- By Isobel Campbell and Mark Lanegan - Vanguard
Since Isobel Campbell, vocalist/instrumentalist and founding member of Glasgow-based Belle & Sebastian, left that band in 2002, she has become best known for honing a duet persona in collaboration with former Screaming Trees and Queens of The Stone Age vocalist Mark Lanegan. After a number of solo efforts, including the notable Amorino in 2003, Campbell hit paydirt with her initial collaboration with Lanegan, who provides low, gravelly, whiskey-soaked counterpoint to Campbell's wispy, ethereal delivery, resulting in the excellent Ballad of Broken Seas in 2006 and their 2008 follow-up, Sunday at Devil Dirt. For their third collaborative release, Hawk, the duo has reached a surprising new level.
"When we're in the studio [Mark] always turns around to me and says, ‘I trust you to do all the heavy lifting,'" said Campbell on her label's website. And though it's Campbell's direction, arrangements, song choices and production ("the heavy lifting"), Lanegan's contribution is significant. His voice is iconic and classic, leaning toward Johnny Cash with a natural, instinctive delivery that rides the rails between singing and talking. This "crooner" aspect of the prolific Lanegan is no secret. He has delivered tragic sea shanties, cracked blues and broken pop/folk songs throughout his solo career, dating from 1990's The Winding Sheet.
Affinity with the ’60s duo Lee Hazelwood and Nancy Sinatra has been evident from the duo's inception, and Hawk contains several nods to Hazelwood/Sinatra, especially in "Time of the Season" (not The Zombies song). The "Bang, Bang (I Shot My Baby Down)" homage in "Sunrise" features Campbell's lone spectral vocal.
But those comparisons end there. From the opening cut "We Die and See Beauty Again," a delicate, deathly ballad cut from Nick Cave's cloth, to the powerfully dense pulse of "You Won't Let Me Down Again," to the smoky sway of "Come Undone," they explore a wide swath of musical styles. Campbell has also aided in tempering Lanegan's execution, most evident in the album-closer "Lately," an early ’80s Dylan-influenced, country, rock and gospel number that in the hands of a less savvy vocalist might fall into some bizarre cliché.

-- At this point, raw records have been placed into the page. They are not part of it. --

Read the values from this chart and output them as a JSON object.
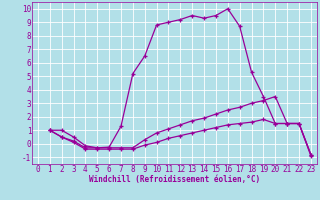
{
  "background_color": "#b2e0e8",
  "grid_color": "#ffffff",
  "line_color": "#990099",
  "marker": "+",
  "markersize": 3,
  "linewidth": 0.9,
  "markeredgewidth": 0.9,
  "xlabel": "Windchill (Refroidissement éolien,°C)",
  "xlabel_fontsize": 5.5,
  "tick_fontsize": 5.5,
  "xlim": [
    -0.5,
    23.5
  ],
  "ylim": [
    -1.5,
    10.5
  ],
  "xticks": [
    0,
    1,
    2,
    3,
    4,
    5,
    6,
    7,
    8,
    9,
    10,
    11,
    12,
    13,
    14,
    15,
    16,
    17,
    18,
    19,
    20,
    21,
    22,
    23
  ],
  "yticks": [
    -1,
    0,
    1,
    2,
    3,
    4,
    5,
    6,
    7,
    8,
    9,
    10
  ],
  "line1_x": [
    1,
    2,
    3,
    4,
    5,
    6,
    7,
    8,
    9,
    10,
    11,
    12,
    13,
    14,
    15,
    16,
    17,
    18,
    19,
    20,
    21,
    22,
    23
  ],
  "line1_y": [
    1.0,
    1.0,
    0.5,
    -0.15,
    -0.3,
    -0.25,
    1.3,
    5.2,
    6.5,
    8.8,
    9.0,
    9.2,
    9.5,
    9.3,
    9.5,
    10.0,
    8.7,
    5.3,
    3.5,
    1.5,
    1.5,
    1.5,
    -0.8
  ],
  "line2_x": [
    1,
    2,
    3,
    4,
    5,
    6,
    7,
    8,
    9,
    10,
    11,
    12,
    13,
    14,
    15,
    16,
    17,
    18,
    19,
    20,
    21,
    22,
    23
  ],
  "line2_y": [
    1.0,
    0.5,
    0.2,
    -0.3,
    -0.3,
    -0.3,
    -0.3,
    -0.3,
    0.3,
    0.8,
    1.1,
    1.4,
    1.7,
    1.9,
    2.2,
    2.5,
    2.7,
    3.0,
    3.2,
    3.5,
    1.5,
    1.5,
    -0.8
  ],
  "line3_x": [
    1,
    2,
    3,
    4,
    5,
    6,
    7,
    8,
    9,
    10,
    11,
    12,
    13,
    14,
    15,
    16,
    17,
    18,
    19,
    20,
    21,
    22,
    23
  ],
  "line3_y": [
    1.0,
    0.5,
    0.1,
    -0.4,
    -0.4,
    -0.4,
    -0.4,
    -0.4,
    -0.1,
    0.1,
    0.4,
    0.6,
    0.8,
    1.0,
    1.2,
    1.4,
    1.5,
    1.6,
    1.8,
    1.5,
    1.5,
    1.5,
    -0.9
  ]
}
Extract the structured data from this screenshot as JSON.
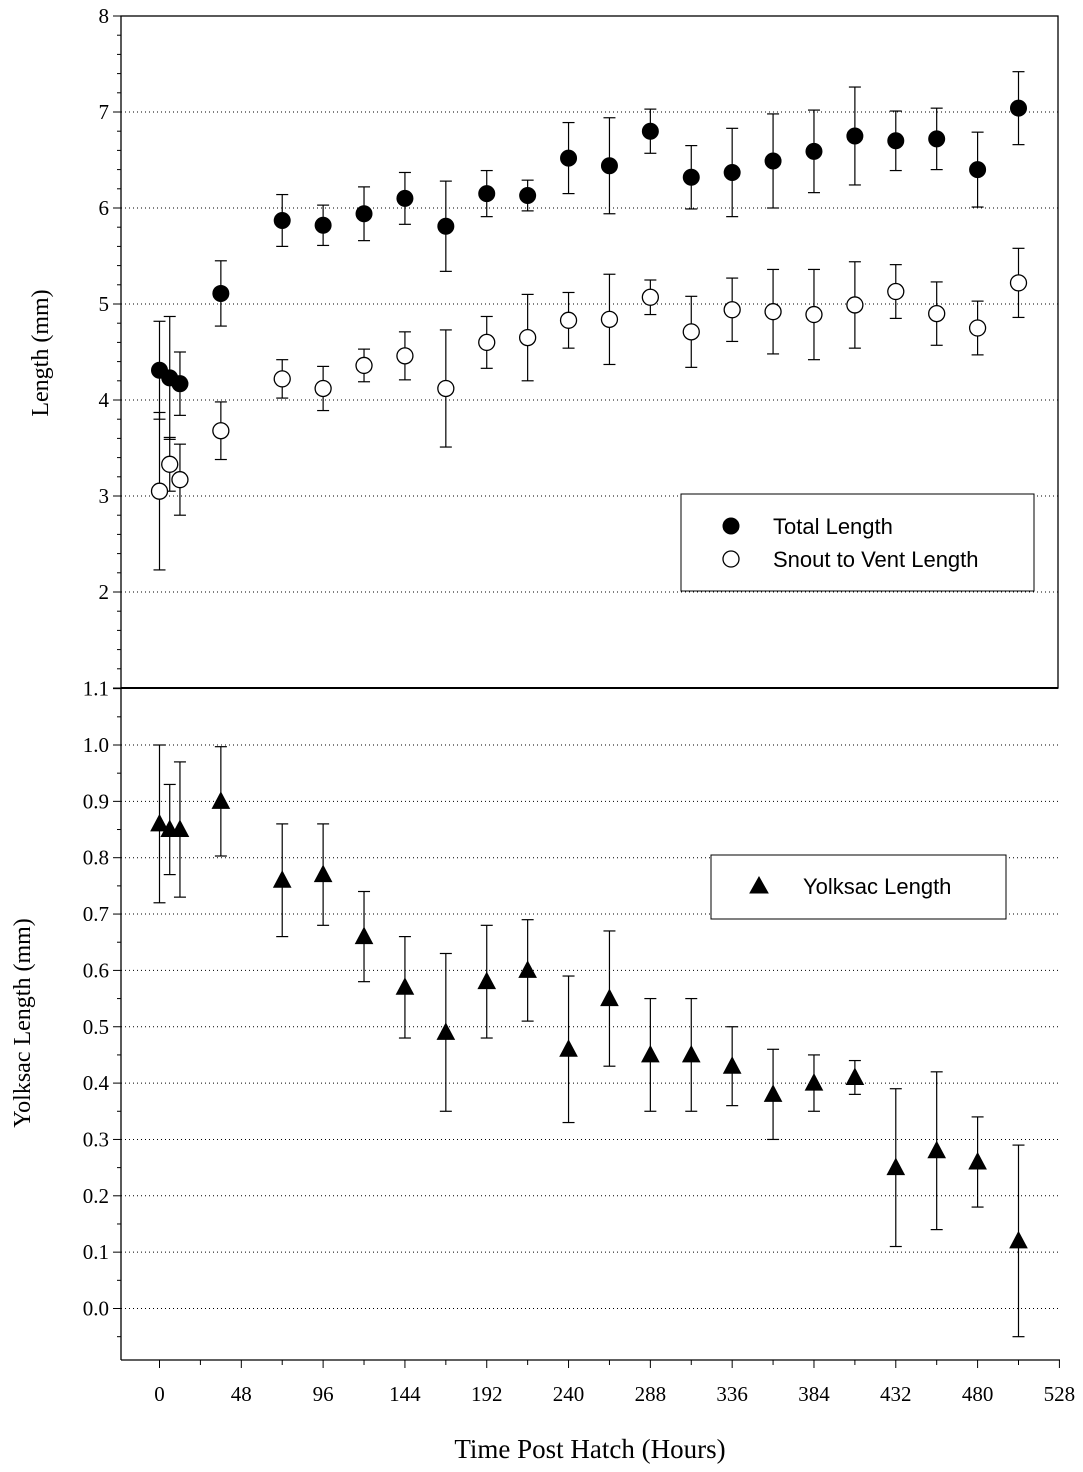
{
  "figure": {
    "xlabel": "Time Post Hatch (Hours)"
  },
  "chart_data": [
    {
      "type": "scatter",
      "panel": "top",
      "ylabel": "Length (mm)",
      "xlabel": "Time Post Hatch (Hours)",
      "xlim": [
        -24,
        528
      ],
      "ylim": [
        1,
        8
      ],
      "y_ticks": [
        2,
        3,
        4,
        5,
        6,
        7,
        8
      ],
      "grid": "horizontal dotted",
      "legend_position": "lower-right",
      "series": [
        {
          "name": "Total Length",
          "marker": "filled-circle",
          "x": [
            0,
            6,
            12,
            36,
            72,
            96,
            120,
            144,
            168,
            192,
            216,
            240,
            264,
            288,
            312,
            336,
            360,
            384,
            408,
            432,
            456,
            480,
            504
          ],
          "y": [
            4.31,
            4.23,
            4.17,
            5.11,
            5.87,
            5.82,
            5.94,
            6.1,
            5.81,
            6.15,
            6.13,
            6.52,
            6.44,
            6.8,
            6.32,
            6.37,
            6.49,
            6.59,
            6.75,
            6.7,
            6.72,
            6.4,
            7.04
          ],
          "err": [
            0.51,
            0.64,
            0.33,
            0.34,
            0.27,
            0.21,
            0.28,
            0.27,
            0.47,
            0.24,
            0.16,
            0.37,
            0.5,
            0.23,
            0.33,
            0.46,
            0.49,
            0.43,
            0.51,
            0.31,
            0.32,
            0.39,
            0.38
          ]
        },
        {
          "name": "Snout to Vent Length",
          "marker": "open-circle",
          "x": [
            0,
            6,
            12,
            36,
            72,
            96,
            120,
            144,
            168,
            192,
            216,
            240,
            264,
            288,
            312,
            336,
            360,
            384,
            408,
            432,
            456,
            480,
            504
          ],
          "y": [
            3.05,
            3.33,
            3.17,
            3.68,
            4.22,
            4.12,
            4.36,
            4.46,
            4.12,
            4.6,
            4.65,
            4.83,
            4.84,
            5.07,
            4.71,
            4.94,
            4.92,
            4.89,
            4.99,
            5.13,
            4.9,
            4.75,
            5.22
          ],
          "err": [
            0.82,
            0.28,
            0.37,
            0.3,
            0.2,
            0.23,
            0.17,
            0.25,
            0.61,
            0.27,
            0.45,
            0.29,
            0.47,
            0.18,
            0.37,
            0.33,
            0.44,
            0.47,
            0.45,
            0.28,
            0.33,
            0.28,
            0.36
          ]
        }
      ]
    },
    {
      "type": "scatter",
      "panel": "bottom",
      "ylabel": "Yolksac Length (mm)",
      "xlabel": "Time Post Hatch (Hours)",
      "xlim": [
        -24,
        528
      ],
      "ylim": [
        -0.1,
        1.1
      ],
      "y_ticks": [
        0.0,
        0.1,
        0.2,
        0.3,
        0.4,
        0.5,
        0.6,
        0.7,
        0.8,
        0.9,
        1.0,
        1.1
      ],
      "y_tick_labels": [
        "0.0",
        "0.1",
        "0.2",
        "0.3",
        "0.4",
        "0.5",
        "0.6",
        "0.7",
        "0.8",
        "0.9",
        "1.0",
        "1.1"
      ],
      "x_ticks": [
        0,
        48,
        96,
        144,
        192,
        240,
        288,
        336,
        384,
        432,
        480,
        528
      ],
      "grid": "horizontal dotted",
      "legend_position": "right",
      "series": [
        {
          "name": "Yolksac Length",
          "marker": "filled-triangle",
          "x": [
            0,
            6,
            12,
            36,
            72,
            96,
            120,
            144,
            168,
            192,
            216,
            240,
            264,
            288,
            312,
            336,
            360,
            384,
            408,
            432,
            456,
            480,
            504
          ],
          "y": [
            0.86,
            0.85,
            0.85,
            0.9,
            0.76,
            0.77,
            0.66,
            0.57,
            0.49,
            0.58,
            0.6,
            0.46,
            0.55,
            0.45,
            0.45,
            0.43,
            0.38,
            0.4,
            0.41,
            0.25,
            0.28,
            0.26,
            0.12
          ],
          "err": [
            0.14,
            0.08,
            0.12,
            0.097,
            0.1,
            0.09,
            0.08,
            0.09,
            0.14,
            0.1,
            0.09,
            0.13,
            0.12,
            0.1,
            0.1,
            0.07,
            0.08,
            0.05,
            0.03,
            0.14,
            0.14,
            0.08,
            0.17
          ]
        }
      ]
    }
  ]
}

However, Lanegan provides the anchor.
Apart from the misplaced inclusion of Massachusetts-based singer Willy Mason on several songs, including a respectable version of Townes Van Zandt's "No Place to Fall," Campbell has successfully captured an atmosphere of two voices -- Lanegan's and her own -- engaged in an intimate dance. With the contributions of longtime collaborator Jim McCulloch from The Soup Dragons and former Smashing Pumpkins guitarist, James Iha, Hawk is clearly Campbell's strongest and most satisfying work to date. Most importantly, Campbell and Lanegan have earned a place amongst pop music's top shelf of sexy and cool singing duos, alongside the aforementioned Hazelwood/Sinatra and Serge Gainsbourg/Jane Birkin. Their added company couldn't be more welcome in an already classy joint.